Péter Szijjártó told a press conference after attending a meeting of the NATO-Ukraine Council that the North Atlantic Alliance’s decision was still valid that everything had to be done to avoid direct confrontation between NATO and Russia. He said that despite “an atmosphere of war” experienced as dominating the meeting, the NATO decision was not called into question by any of the participants. “The allies in fact made it clear today that Ukraine’s NATO membership under the current circumstances is out of the question,” the minister said.
The meeting approved the extension of the NATO’s support programme for Ukraine which was launched in 2016, well ahead of the outbreak of the war with Russia. During the preparatory phase, the Hungarian government represented two major viewpoints. Those included the option of enabling each member state to decide whether it wanted to participate in the programme and allowing the delivery solely of non-lethal equipment, Szijjártó said, welcoming that those points had been successfully enforced.

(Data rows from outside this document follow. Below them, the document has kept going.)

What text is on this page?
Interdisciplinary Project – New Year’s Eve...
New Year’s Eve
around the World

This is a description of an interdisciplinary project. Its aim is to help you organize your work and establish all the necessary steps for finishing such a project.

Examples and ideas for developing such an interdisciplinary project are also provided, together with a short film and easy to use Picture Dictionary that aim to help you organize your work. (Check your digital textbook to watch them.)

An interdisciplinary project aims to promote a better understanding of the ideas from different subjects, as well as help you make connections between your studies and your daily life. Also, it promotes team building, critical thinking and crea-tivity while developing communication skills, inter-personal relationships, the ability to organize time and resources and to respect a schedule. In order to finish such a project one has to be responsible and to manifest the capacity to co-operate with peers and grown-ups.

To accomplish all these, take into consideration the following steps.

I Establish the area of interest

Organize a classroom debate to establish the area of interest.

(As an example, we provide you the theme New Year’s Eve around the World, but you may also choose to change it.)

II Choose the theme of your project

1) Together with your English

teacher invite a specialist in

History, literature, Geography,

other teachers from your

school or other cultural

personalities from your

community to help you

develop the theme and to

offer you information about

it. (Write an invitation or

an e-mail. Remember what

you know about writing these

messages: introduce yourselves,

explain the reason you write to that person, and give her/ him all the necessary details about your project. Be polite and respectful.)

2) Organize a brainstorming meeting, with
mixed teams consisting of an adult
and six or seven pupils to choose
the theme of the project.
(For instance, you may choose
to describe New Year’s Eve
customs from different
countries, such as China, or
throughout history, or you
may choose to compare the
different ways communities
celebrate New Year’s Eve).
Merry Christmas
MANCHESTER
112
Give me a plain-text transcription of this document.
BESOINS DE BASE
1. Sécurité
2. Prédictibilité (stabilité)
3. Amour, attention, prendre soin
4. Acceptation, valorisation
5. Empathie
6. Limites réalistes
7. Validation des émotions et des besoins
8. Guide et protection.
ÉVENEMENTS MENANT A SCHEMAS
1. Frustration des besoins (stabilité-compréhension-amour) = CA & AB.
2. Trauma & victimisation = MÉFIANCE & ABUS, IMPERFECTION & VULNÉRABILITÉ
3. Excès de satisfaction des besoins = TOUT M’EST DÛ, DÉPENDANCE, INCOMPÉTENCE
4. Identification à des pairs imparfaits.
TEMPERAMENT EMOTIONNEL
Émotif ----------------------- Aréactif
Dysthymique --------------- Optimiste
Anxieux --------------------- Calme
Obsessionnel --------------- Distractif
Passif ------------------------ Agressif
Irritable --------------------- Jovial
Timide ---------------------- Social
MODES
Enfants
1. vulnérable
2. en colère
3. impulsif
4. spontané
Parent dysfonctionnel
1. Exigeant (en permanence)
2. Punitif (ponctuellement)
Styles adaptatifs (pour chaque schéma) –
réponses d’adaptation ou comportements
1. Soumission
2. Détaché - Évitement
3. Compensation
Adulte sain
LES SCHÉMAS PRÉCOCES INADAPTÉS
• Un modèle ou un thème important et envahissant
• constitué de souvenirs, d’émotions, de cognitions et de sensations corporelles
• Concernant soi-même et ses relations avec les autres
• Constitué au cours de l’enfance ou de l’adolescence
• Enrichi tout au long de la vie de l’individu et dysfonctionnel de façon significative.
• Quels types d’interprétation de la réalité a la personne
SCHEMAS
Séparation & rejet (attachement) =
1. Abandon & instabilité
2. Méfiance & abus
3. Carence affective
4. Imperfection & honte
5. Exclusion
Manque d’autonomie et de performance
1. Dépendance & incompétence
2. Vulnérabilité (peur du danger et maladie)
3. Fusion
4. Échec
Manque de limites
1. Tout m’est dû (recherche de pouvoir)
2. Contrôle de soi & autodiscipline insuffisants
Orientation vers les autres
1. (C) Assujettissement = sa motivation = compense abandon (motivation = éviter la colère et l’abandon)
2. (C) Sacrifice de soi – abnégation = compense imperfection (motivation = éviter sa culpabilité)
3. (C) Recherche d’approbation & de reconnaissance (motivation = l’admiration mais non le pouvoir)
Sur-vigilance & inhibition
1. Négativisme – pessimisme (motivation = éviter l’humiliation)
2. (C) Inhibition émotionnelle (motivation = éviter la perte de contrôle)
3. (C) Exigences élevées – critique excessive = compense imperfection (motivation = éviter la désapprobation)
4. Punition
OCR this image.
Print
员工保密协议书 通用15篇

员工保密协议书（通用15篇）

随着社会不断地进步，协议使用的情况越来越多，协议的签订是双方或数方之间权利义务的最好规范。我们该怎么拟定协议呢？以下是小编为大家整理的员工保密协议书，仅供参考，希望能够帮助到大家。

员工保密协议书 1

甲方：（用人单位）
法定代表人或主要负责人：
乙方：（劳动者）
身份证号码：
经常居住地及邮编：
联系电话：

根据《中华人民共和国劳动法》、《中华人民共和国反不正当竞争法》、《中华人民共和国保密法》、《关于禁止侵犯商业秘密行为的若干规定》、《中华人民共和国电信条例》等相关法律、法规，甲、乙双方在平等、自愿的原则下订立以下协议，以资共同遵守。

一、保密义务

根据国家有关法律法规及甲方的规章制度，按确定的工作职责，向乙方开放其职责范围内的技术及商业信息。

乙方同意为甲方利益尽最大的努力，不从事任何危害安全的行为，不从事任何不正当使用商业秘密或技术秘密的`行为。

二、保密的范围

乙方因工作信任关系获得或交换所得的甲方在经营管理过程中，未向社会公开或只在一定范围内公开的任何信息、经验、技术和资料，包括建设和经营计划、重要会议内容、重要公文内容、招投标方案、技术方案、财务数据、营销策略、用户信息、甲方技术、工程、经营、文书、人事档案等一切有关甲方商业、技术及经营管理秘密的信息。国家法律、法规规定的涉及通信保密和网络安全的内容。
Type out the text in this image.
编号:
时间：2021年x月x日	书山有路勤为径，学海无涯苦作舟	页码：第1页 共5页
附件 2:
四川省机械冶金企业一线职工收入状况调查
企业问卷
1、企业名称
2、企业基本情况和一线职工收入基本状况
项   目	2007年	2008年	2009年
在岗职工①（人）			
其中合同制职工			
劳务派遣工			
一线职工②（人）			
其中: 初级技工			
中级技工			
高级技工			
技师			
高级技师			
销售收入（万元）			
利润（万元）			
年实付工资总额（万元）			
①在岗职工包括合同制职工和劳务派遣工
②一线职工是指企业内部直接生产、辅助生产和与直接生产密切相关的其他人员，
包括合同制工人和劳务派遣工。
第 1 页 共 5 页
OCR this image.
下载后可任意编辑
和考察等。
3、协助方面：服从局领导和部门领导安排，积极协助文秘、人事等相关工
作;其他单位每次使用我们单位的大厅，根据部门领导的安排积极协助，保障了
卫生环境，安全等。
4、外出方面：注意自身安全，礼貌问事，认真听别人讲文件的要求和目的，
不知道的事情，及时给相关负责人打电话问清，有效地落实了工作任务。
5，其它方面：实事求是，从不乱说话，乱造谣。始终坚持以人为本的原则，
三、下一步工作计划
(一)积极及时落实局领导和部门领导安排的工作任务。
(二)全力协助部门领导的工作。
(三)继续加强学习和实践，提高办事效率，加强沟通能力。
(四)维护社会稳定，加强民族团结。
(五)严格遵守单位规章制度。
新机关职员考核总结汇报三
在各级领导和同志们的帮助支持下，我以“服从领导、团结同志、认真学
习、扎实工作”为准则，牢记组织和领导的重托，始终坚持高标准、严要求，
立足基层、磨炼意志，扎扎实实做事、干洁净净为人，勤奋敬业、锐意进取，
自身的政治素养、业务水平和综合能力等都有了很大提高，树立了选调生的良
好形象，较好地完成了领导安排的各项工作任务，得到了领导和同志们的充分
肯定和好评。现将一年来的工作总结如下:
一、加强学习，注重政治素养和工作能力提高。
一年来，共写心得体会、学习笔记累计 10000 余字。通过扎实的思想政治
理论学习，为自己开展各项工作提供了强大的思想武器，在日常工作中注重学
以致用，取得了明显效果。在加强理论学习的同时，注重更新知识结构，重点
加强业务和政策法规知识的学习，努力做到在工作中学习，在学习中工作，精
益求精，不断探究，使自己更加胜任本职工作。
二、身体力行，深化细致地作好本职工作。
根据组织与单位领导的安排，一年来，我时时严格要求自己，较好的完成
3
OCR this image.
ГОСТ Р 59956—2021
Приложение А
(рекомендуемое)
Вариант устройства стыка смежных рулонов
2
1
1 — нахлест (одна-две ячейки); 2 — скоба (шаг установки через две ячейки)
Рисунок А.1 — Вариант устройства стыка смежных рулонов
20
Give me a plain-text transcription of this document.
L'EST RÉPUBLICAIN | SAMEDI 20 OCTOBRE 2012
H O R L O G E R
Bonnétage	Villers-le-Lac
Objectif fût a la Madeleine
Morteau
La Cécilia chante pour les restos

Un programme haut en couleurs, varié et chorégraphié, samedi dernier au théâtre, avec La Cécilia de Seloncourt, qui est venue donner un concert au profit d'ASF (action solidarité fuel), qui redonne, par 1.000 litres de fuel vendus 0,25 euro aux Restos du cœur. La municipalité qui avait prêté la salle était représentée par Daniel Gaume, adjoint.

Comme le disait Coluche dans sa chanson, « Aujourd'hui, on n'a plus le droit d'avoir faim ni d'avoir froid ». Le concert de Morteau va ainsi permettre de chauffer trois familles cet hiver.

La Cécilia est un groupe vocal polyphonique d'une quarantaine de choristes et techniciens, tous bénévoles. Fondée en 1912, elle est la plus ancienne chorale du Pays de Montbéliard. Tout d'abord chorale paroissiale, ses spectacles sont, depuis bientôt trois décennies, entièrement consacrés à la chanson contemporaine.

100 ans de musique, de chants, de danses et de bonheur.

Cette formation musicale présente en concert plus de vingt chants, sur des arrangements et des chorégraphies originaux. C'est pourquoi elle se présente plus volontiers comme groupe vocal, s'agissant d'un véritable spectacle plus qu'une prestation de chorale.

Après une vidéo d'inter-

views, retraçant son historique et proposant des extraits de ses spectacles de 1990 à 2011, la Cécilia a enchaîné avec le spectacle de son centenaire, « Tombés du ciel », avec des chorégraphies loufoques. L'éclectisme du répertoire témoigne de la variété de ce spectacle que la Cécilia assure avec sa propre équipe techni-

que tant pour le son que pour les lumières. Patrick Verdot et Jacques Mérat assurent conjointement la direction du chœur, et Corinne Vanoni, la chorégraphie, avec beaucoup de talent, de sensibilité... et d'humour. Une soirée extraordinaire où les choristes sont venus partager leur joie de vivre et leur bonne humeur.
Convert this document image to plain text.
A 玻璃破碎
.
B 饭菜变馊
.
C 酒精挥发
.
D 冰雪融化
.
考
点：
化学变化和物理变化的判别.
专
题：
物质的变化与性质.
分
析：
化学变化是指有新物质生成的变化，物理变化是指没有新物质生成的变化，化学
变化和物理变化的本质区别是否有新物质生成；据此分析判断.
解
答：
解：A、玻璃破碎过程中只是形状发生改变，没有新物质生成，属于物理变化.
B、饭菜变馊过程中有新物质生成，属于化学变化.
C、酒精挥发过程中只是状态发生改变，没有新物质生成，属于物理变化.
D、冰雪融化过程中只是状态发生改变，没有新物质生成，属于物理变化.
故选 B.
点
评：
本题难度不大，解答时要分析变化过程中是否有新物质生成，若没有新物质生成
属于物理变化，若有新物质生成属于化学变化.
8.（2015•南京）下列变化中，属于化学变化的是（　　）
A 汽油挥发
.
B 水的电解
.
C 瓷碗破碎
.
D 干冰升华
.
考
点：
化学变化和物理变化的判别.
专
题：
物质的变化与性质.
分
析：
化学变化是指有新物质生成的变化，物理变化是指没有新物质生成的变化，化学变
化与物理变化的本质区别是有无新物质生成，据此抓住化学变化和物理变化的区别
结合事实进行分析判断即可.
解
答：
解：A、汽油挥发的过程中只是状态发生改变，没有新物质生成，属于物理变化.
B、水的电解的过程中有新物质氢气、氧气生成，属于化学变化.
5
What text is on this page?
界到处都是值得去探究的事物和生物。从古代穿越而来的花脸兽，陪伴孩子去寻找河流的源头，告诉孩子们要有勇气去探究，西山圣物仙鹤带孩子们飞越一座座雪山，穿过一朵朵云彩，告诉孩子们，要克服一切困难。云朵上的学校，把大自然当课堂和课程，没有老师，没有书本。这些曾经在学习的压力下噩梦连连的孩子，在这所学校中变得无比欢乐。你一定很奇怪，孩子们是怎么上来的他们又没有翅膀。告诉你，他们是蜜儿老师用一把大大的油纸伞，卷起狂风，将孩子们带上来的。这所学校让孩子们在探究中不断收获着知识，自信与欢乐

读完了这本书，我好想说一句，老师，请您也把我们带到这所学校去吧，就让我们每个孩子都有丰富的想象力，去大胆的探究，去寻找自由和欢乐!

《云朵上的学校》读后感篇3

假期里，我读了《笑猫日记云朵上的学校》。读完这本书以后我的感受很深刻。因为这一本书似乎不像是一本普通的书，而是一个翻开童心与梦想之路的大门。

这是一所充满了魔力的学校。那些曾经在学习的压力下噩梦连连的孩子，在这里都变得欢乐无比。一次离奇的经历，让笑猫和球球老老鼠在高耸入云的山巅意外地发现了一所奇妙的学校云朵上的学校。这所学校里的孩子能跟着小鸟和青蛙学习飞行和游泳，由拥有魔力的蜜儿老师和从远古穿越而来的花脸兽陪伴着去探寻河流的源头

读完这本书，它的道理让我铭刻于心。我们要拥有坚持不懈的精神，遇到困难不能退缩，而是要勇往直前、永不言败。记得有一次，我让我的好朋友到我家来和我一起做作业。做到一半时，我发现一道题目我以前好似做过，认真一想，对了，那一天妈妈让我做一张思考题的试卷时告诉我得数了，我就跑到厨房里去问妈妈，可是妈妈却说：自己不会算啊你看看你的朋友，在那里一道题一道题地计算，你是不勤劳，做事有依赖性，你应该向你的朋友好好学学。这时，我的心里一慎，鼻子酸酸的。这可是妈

The minister asserted that Hungary supported Ukraine’s territorial integrity and sovereignty.
“It must be made clear however that the war raging in that country is not Europe’s war, it is not fought either for the continent’s peace or for its democracy,” he said, adding that Hungary highly appreciated Ukraine’s “heroic fight” for its territorial integrity, sovereignty and independence, but rejected any approach that considered the war that of Europe’s.
Concerning the matter of Ukraine’s NATO integration, Szijjártó said it was not timely for two reasons. One, he said, was that the alliance’s basic treaty disallows the integration of a country fighting a war because it would risk the outbreak of a third world war. The other, Szijjártó said, was that a country where national minority rights were being constantly restricted had no place in the alliance which is a community of values.
NATO has required from Ukraine the implementation of a reform programme in which, at Hungary’s initiative, provisions on observing the rights of the country’s national communities had also been incorporated, said Szijjártó . “The Hungarian government will monitor the enforcement of these NATO-level expectations as closely as possible,” he said, adding that Hungary had maintained its position ever since the restrictions including the Hungarian community’s right to the use of their mother tongue had begun eight years ago.